Every organisation with a legacy codebase describes it the same way. It is a black box. Nobody wants to touch it. Everyone is terrified of what will break. The last person who really understood it left years ago.
The system usually still works, which is part of what makes the problem so hard. It is difficult to justify a modernisation programme for something that technically functions, even when the cost of maintaining it compounds every year and every new feature takes three times longer than it should.
The real cost of legacy systems
Legacy systems rarely fail suddenly. They fail slowly, in ways that are hard to measure until the cumulative drag becomes undeniable. Developer velocity drops. Onboarding new engineers takes months. Simple changes require understanding a web of undocumented interdependencies. Infrastructure costs stay high because the system will not run cleanly on modern cloud architecture. Security vulnerabilities accumulate in libraries that cannot be updated without breaking something else.

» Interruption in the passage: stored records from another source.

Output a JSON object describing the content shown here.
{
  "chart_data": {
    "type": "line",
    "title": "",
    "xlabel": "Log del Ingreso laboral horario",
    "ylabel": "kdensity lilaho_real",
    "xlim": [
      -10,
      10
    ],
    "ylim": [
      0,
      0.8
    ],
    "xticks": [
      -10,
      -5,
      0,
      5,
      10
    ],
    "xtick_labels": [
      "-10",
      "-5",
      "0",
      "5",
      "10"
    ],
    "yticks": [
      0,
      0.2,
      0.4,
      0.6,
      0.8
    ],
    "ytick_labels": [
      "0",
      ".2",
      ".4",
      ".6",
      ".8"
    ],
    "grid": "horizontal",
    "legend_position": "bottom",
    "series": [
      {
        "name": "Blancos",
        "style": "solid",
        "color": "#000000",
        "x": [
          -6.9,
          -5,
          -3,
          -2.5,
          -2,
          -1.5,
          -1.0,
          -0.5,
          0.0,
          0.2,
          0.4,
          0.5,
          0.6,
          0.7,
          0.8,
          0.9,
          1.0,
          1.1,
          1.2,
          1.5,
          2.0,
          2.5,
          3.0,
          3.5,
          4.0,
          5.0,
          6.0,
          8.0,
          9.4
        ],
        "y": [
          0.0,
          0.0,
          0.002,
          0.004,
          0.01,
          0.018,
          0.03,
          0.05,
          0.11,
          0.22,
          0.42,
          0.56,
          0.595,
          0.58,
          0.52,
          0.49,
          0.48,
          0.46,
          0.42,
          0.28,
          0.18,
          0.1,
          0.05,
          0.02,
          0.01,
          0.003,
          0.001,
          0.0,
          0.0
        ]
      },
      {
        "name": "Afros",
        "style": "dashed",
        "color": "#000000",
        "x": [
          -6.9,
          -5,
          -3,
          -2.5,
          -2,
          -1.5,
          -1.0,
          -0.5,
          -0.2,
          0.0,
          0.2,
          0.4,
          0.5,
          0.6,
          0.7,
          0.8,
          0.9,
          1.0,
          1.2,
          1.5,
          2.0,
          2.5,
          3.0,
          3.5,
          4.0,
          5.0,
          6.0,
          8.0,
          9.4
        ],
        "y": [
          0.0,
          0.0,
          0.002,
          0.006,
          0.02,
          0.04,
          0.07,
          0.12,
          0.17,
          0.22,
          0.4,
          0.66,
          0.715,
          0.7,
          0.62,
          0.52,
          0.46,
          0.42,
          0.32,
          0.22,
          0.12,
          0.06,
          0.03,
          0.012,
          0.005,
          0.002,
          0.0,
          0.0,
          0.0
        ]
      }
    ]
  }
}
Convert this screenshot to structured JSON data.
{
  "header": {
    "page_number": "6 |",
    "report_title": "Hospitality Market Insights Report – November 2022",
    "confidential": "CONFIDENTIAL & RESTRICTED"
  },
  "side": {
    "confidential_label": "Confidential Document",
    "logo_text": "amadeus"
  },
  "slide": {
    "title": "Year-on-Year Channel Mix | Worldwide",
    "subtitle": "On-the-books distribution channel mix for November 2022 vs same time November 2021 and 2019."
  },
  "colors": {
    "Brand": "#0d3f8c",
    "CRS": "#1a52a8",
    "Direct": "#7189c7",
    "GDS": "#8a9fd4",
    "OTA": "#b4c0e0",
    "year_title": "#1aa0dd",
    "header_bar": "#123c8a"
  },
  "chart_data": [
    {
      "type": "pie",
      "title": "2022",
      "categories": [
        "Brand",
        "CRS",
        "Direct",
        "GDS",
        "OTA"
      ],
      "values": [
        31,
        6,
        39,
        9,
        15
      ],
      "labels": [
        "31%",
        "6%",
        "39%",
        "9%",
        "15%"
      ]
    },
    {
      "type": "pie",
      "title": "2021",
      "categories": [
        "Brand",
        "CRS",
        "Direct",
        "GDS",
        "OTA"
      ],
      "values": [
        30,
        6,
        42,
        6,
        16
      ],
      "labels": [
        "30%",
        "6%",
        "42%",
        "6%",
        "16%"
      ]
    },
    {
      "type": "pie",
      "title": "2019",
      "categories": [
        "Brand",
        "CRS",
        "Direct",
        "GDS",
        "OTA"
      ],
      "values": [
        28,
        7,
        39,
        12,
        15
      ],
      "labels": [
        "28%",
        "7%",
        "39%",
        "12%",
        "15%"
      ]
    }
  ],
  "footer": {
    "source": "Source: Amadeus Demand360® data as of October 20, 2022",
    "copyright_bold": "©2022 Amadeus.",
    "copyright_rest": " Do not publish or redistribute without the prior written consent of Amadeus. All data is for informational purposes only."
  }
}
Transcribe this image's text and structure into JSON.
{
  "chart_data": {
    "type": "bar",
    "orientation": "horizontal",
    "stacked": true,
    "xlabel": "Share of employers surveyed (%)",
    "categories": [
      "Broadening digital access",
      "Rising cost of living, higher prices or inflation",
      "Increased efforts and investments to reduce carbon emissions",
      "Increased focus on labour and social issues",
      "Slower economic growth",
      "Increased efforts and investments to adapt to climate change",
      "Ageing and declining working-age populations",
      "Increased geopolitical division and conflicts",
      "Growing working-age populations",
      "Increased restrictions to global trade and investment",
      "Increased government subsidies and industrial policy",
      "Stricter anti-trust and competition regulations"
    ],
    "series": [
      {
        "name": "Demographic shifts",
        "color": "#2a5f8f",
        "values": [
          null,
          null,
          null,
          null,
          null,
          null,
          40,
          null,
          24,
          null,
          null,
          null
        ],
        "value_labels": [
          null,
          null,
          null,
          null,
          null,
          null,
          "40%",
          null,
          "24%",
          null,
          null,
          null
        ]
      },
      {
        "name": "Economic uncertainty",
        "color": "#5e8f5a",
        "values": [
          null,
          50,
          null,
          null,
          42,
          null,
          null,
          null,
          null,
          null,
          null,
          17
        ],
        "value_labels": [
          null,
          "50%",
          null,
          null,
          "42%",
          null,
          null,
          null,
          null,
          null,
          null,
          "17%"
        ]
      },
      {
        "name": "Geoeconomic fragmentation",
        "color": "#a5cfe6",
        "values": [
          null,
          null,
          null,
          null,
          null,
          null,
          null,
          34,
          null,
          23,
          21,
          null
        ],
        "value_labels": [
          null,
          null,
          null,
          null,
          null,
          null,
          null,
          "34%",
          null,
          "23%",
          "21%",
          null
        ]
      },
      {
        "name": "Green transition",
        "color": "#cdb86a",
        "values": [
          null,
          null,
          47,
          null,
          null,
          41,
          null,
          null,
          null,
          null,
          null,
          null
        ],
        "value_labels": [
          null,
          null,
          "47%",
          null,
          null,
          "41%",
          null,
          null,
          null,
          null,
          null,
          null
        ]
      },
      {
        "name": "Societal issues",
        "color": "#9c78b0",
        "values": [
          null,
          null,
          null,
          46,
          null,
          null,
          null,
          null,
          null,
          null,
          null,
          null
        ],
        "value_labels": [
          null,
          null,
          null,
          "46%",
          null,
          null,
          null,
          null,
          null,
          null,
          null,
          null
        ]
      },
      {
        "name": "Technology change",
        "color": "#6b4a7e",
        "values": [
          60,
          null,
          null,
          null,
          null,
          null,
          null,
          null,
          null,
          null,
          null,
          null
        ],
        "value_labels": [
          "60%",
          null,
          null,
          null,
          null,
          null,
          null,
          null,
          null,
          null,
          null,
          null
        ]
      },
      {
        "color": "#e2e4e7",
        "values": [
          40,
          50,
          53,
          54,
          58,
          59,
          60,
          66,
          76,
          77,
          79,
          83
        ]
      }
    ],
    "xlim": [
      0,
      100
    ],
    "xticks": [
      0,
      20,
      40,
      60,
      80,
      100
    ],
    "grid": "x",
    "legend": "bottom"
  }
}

The number we hear most often from clients who have done the analysis is that new feature delivery is running at only a fraction of what the team could theoretically produce, because so much engineering time goes to understanding and working around the existing system rather than building forward.
Why modernisation projects fail
The instinct when faced with a legacy system is usually one of two things: ignore it and build around it, or rip it out and start again. Both tend to produce poor outcomes.
The big-bang rewrite is the more dangerous option. History is full of expensive, multi-year rewrites that either never finished or finished only to discover that the new system replicated the bugs and business logic of the old one because nobody fully understood what the old system was actually doing.
The ignore-and-build-around approach creates a different problem: two systems, inconsistently maintained, with business logic split across both and a growing integration layer that becomes the next legacy problem.
The archaeological approach
What we call Digital Archaeology is a disciplined alternative. Rather than rewriting or ignoring, we start by understanding deeply, completely, and with documentation that survives the process.
That means reverse-engineering the codebase to produce architecture diagrams, data flow maps, and business logic documentation. It means building a characterisation test suite that captures what the system actually does so that any change can be validated against existing behaviour. Then it means replacing components incrementally, using patterns like the strangler fig, so the system stays live throughout the modernisation.
It is slower than a rewrite. It is dramatically more reliable. And in every engagement we have run this way, it has been considerably cheaper in total because the failed rewrite it replaces would have cost far more.
If your team is afraid to touch a legacy system, the answer is not to be bolder. It is to understand it well enough that the fear goes away. That is where we start.